The Woman Who Would Be King by Kara Cooney is a nonfiction book exploring research on the ancient Egyptian female pharaoh Hatshepsut.
While much is unknown about ancient Egypt, Kara Cooney gives a vivid picture of the personal and historical context that allowed Hatshepsut to rise to ultimate power in a male-dominated ancient world. I had heard of Hatshepsut before, in fact, she is my favorite character to play in the video game Civilization (Did I just write that out loud?). I did not realize that she was the longest ruling female ruler in the ancient world.
I received a review copy of The Woman, Who Would Be King from the publisher (Broadway Books) through the Blogging For Books program.

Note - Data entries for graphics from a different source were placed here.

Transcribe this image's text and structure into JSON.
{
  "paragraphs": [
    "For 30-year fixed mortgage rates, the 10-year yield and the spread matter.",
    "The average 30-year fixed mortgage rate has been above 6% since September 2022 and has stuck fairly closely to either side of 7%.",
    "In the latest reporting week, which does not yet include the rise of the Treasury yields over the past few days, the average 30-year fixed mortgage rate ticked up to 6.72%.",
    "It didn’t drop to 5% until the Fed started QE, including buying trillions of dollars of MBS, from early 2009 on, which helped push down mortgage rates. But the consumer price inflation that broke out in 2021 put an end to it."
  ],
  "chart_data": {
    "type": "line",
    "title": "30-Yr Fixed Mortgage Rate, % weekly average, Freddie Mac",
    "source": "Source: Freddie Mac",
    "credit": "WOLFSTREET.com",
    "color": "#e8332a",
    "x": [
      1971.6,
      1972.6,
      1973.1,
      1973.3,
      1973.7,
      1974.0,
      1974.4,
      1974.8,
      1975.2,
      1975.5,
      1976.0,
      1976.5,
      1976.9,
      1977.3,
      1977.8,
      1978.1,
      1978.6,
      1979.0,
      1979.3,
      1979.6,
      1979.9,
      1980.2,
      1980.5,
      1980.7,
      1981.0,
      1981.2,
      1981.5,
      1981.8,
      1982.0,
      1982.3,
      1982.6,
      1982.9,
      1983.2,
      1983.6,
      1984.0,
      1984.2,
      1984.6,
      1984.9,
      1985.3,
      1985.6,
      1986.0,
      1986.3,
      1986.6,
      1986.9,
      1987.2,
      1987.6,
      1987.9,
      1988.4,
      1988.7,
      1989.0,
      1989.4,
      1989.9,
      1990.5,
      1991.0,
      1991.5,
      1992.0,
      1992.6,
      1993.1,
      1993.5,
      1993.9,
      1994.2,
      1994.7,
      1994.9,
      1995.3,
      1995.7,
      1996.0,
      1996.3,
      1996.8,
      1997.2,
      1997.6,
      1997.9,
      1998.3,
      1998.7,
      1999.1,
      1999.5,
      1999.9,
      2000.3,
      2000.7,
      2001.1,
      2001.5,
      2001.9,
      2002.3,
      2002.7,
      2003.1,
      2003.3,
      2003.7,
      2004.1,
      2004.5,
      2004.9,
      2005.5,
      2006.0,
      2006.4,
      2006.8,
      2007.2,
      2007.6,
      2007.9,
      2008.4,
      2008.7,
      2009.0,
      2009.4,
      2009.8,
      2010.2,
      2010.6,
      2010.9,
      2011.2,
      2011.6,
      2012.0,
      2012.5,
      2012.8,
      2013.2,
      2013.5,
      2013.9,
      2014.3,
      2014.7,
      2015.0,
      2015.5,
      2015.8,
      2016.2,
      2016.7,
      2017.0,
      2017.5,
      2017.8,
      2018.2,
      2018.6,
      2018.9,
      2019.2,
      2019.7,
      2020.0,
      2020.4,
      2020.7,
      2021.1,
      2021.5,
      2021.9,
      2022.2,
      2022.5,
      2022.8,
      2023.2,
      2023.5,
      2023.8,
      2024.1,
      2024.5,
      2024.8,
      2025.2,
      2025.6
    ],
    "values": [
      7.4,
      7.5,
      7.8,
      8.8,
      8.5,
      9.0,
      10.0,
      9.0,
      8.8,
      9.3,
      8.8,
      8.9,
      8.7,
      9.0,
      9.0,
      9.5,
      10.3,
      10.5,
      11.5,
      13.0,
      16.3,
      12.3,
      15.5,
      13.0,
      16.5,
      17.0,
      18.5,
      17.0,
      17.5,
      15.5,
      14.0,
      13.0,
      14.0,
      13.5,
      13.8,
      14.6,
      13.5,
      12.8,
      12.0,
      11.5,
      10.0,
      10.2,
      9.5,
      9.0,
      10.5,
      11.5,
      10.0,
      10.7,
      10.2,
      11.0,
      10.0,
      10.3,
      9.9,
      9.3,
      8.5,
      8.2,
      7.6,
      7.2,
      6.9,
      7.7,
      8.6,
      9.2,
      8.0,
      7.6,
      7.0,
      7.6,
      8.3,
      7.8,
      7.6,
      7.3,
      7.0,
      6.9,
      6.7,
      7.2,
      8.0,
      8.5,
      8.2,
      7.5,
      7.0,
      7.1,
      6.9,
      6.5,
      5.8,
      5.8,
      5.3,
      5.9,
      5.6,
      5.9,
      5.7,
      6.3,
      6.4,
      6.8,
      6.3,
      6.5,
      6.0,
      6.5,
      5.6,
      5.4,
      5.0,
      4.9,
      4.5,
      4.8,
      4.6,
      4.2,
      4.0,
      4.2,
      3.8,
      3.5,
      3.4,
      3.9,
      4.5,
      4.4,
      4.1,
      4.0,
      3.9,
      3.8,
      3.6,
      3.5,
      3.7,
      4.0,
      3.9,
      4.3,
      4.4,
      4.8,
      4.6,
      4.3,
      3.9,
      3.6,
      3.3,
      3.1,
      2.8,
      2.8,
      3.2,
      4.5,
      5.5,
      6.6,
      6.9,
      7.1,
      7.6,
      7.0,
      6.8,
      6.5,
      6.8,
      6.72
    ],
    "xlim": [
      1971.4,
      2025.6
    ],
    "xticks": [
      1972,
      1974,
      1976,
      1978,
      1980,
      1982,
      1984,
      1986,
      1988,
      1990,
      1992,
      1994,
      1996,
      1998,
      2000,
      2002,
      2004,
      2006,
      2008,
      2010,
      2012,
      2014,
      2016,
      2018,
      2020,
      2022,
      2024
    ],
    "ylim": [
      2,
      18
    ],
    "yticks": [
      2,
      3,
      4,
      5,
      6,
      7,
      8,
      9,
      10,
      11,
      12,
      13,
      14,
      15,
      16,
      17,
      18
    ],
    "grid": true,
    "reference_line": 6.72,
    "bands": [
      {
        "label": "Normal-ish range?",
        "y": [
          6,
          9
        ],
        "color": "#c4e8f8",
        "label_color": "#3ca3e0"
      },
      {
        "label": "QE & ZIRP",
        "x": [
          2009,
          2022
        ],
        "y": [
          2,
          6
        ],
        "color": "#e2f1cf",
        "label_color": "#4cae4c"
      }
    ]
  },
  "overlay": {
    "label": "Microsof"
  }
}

As someone who has always been fascinated by ancient Egypt, The Woman Who Would Be King was informative and fascinating. It reads easily almost like a fiction novel. I only had one issue with the writing. The author repeatedly mentions if something cannot be known and that it is inferred. This does get a little tedious though I understand she is just a responsible academic researcher. I did feel an explanation of this in the introduction is adequate in most cases.
The title itself is informative. As someone who has been casually interested in ancient Egypt, I understood the title right away. However, when talking to friend’s about this book, the common question was “why not queen?”. My understanding is that ancient Egypt at that time did not have a unique word for a woman who ruled, their word equivalent to the queen was specifically a consort to a man who ruled. Hatshepsut appeared to be that, but she moved on to become an actual ruling “king”. So basically, she was the ultimate, old-school “girl boss”.
I appreciate how Dr. Cooney pays careful attention to detail including an extensive notes section with bibliographic material at the end of the book. This is important for a historical work, especially one based on ancient history when written accounts are very limited.
I recommend this book for anyone interested in women’s history, Egyptology, or historical fiction (especially if you like historical fiction set in the ancient world!).
About Kara Cooney
Kara Cooney’s blog provides insights and news about Dr. Cooney’s research in Egyptology.
The following biography comes from Dr. Cooney’s site:
Dr. Kathlyn (Kara) Cooney is a professor of Egyptian Art and Architecture at UCLA. Specializing in craft production, coffin studies, and economies in the ancient world, Cooney received her PhD in Egyptology from Johns Hopkins University. In 2005, she was co-curator of Tutankhamun and the Golden Age of the Pharaohs at the Los Angeles County Museum of Art. Cooney produced a comparative archaeology television series, entitled Out of Egypt, which aired in 2009 on the Discovery Channel and is available online via Netflix and Amazon.
The Woman Who Would Be King: Hatshepsut’s Rise to Power in Ancient Egypt is Cooney’s first trade book, and it benefits from her immense knowledge of Egypt’s ancient history to craft an illuminating biography of its least well-known female king. As an archaeologist who spent years at various excavations in Egypt, Cooney draws from the latest field research to fill in the gaps in the physical record of Hatshepsut. Published by Crown Publishing Group, the book releases on October 14, 2014.